Councillor Bev Craig said: "Mancunians opening their homes to those stranded, and businesses offering free rides. This is the Manchester I love."
Last night locals continued to offer spare rooms for family members visiting victims in hospital.
Mother-of-three Kim Dick cradled a 14-year-old bombing victim for an hour while her husband Phil helped move the injured using a merchandise table as a makeshift stretcher.
The Dicks were waiting in the foyer of Manchester Arena to pick up their granddaughter, Sasha, 15, and daughter Tamla, 17 when they were blown into the air as the suicide bomber detonated his device just yards away.
As Phil Dick searched the bodies to see if the two young girls were there, Kim Dick rescued a badly injured 14-year-old.
Kim Dick, 54, from Idle, Bradford, said: "There was a massive blast and when we got up there was a little girl, she was 14. Her long blonde hair was shrivelled up, singed, a plastic bag had melted in her hair.
"Her eyes were staring up and I lifted her up and her little arms were broken. She had shrapnel in both her legs, her shoulder and her face.
"We made makeshift compressions to press on her wounds on her legs and shoulder. She asked me if she was going to be okay and I said you are, your dad is coming. Her eyes were staring ahead.
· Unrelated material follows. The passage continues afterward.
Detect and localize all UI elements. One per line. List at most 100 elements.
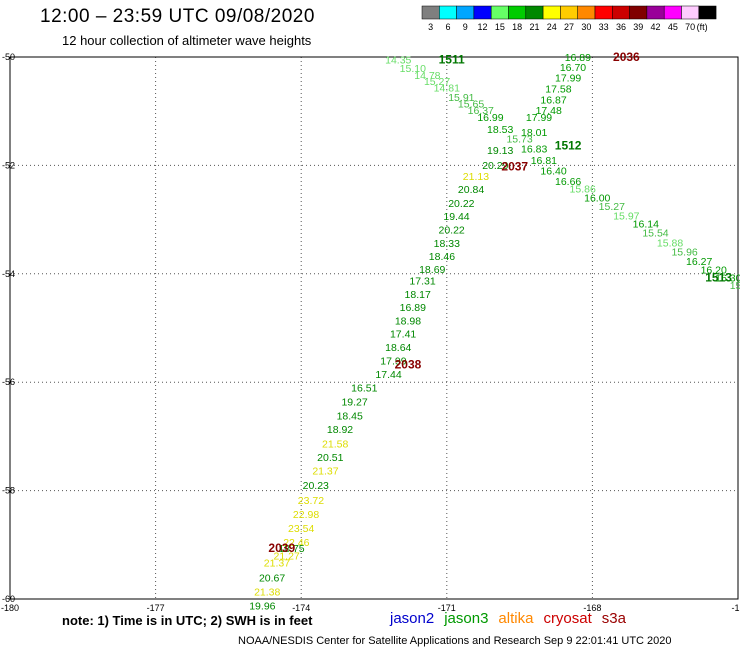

"There was another girl 15 she was crying and had been hit in the leg. There was an Asian girl called Aaliyah. She was 15 years old. I said for her to sit down, I just wanted to hug her but I couldn't leave the other girl."
Phil Dick and the police used the table that was selling Ariana Grande merchandise as a makeshift stretcher to help move the wounded.
The 14-year-old, who has not been named, survived the attack, and the couple received a text from her sister thanking them for staying with her until paramedics arrived.
Queues formed outside blood donation centres in Manchester after the NHS put out an emergency call for new supplies of O negative blood as they treated dozens of victims.
Give Blood NHS was eventually forced to stop registering people because it was so overwhelmed by donors that it filled its banks to capacity.
Mike Stredder, director of blood donation at NHS Blood and Transplant, said: "We are responding to last night's events in Manchester. Our thoughts are with the people affected.
"We do have all the blood required for hospital patients at the present time, however we are always keen to encourage new donors to register and existing donors to book an appointment.
"If you have an appointment to give blood in the next few days, please do your best to keep it, particularly if you are blood group O negative."
The RMT also suspended a planned strike next week on Merseyrail, Northern Rail and Southern Rail.
Fundraising sites to help the victims of the attack had already reached £250,000 by yesterday afternoon.
Muslims rally to help
British Muslims condemned the attack as "horrific" and "criminal" and claimed that those responsible would "face the full weight of justice both in this life and the next".
Harun Khan, the secretary-general of the Muslim Council of Great Britain said: "I urge all those in the region and around the country to pull together to support those affected.
"May the perpetrators face the full weight of justice both in this life and the next."
Flowers had been laid outside the arena with messages that read: "It was a monster not a Muslim."
Sameer Arshad, of Street Cars Manchester, said: "We had a lot of terrified parents ringing up, and a lot of terrified people ringing up and everyone was trying to get safe, so I reached out to our drivers and said 'these people need us' and they said they were willing to do whatever it takes to get people home safely.
"That's when we decided to give anyone who was stranded in Manchester a free taxi to wherever they need to get to, and their families. You can either pull away or pull together and at times like this you need to pull together."
Muslim Youth UK said: "We stand together as a united nation. Ahmadiyya Muslims extend our deepest condolences to the victims of this barbaric act in Manchester."
Rafiq Hayat, the national president of the Ahmadiyya Muslim community, said: "Never can such attacks be justified in any shape or form. May God comfort the bereaved and those affected in any way."